Mit traurigen Gesichtern zogen die Tollitäten ab, die trotzdem zum Empfang der geladenen Hoheiten gekommen waren. „Es war die richtige Entscheidung“, pflichtete Bürgermeister Hans-Georg Brum dem Zugausschuss bei, die meisten hohen Herren und Damen der Fassenacht nickten dazu, auch wenn das Grummeln in manchen Köpfen sichtbar schien, die im Lotteriespiel nicht unbedingt für die Sicherheitsvariante waren angesichts der aktuellen Wetterverhältnisse um die Mittagszeit. „Eine gute Entscheidung“, lobte auch Brunnenkönigin Pia I., die „so gerne“ mit dabei gewesen wäre beim Triumphzug durch die Stadt.

Frohsinn-Pressesprecher Gerd Krämer schloss sich dem am Rosenmontag an. Der „Kleine Rat“ nutzte die Chance, sich beim Empfang der Tollitäten in der Taunus-Sparkasse auf dem Epinay-Platz zu präsentieren, wie einige andere Oberurseler Formationen haben sie sich am Fastnachtsdienstag mit der Teilnahme am Umzug in „Fichtegickelshausen“ schadlos gehalten.

Das feierwütige Volk der Karnevalisten aber ließ sich vom Wind nicht schrecken, auch wenn es manch einen am Ende doch davongeweht haben mag. Hier und da schlossen sich kleine Gruppen mit ordentlicher „Mucke“ im Hintergrund zu Mini-Zügen zusammen und wären gerne auch ohne Zug zur After-Zug-Party in die Stadthalle gekommen. Da waren zur offiziellen Startzeit um 14.11 Uhr aber schon die Lichter aus und die Türen verschlossen, das organisierte Narrentum hatte sich auf dem Falkenhof in Bommersheim zum Feiern und zum Netzwerken in Sachen Zug-Ersatz zu einem Zeitpunkt X zurückgezogen.
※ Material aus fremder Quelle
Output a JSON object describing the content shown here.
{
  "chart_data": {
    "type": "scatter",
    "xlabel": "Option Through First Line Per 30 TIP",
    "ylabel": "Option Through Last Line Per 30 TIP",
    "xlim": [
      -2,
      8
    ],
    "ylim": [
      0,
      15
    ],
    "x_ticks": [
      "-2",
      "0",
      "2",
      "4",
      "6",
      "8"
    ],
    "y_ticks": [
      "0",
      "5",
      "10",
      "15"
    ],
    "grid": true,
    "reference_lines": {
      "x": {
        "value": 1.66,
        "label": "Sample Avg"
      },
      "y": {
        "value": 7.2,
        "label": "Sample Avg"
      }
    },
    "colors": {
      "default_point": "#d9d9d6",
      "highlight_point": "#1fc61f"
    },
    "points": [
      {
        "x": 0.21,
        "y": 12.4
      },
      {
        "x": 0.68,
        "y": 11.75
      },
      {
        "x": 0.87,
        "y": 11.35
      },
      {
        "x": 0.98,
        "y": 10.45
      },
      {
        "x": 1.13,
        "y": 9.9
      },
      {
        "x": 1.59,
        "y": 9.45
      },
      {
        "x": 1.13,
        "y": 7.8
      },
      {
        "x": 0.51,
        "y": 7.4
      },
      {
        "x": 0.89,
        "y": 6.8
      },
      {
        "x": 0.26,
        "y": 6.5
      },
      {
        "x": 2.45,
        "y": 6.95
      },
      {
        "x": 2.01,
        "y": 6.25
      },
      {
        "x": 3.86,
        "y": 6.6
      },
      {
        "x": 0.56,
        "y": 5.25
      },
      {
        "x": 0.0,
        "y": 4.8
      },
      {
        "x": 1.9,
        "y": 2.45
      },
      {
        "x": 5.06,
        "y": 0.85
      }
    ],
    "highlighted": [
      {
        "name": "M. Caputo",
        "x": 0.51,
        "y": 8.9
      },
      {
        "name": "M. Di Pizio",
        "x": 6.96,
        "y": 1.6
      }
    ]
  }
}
Die Stadthalle blieb zu, der vorgesehene Caterer auf seinem Angebot sitzen, die Chance zu einer Verlegung des Karnevals in den Saal blieb ungenutzt.

Partyzone am Epinay-Platz

So schnell sich die Nachricht über die Absage des Umzugs über die üblichen Kanäle verbreitet hatte, so schnell waren auch diejenigen informiert, die trotzdem Lust auf Straßenparty hatten. Wie in den vergangenen Jahren bereits üblich, entwickelte sich der Epinay-Platz in der Stadtmitte schnell zur Partyzone für das Jungvolk. Ein Platz überreichlichen Alkoholgenusses unter Teenagern war es geworden, entsprechend hoch war hier das Aufmerksamkeitslevel zahlreicher Sicherheitskräfte. „Alles im grünen Bereich“, hieß es dort lange, die Alkoholleichen am Wegesrand wurden als Kollateralschaden verbucht, der Regen am Abend spülte das fort, was sonst von öffentlichen Toiletten erledigt wird. Aus vielen Höfen und Kneipen in der Altstadt klang derweil fröhliche „Feiermusik des Lebens“, wie man es sonst nur beim Brunnenfest im Sommer hört.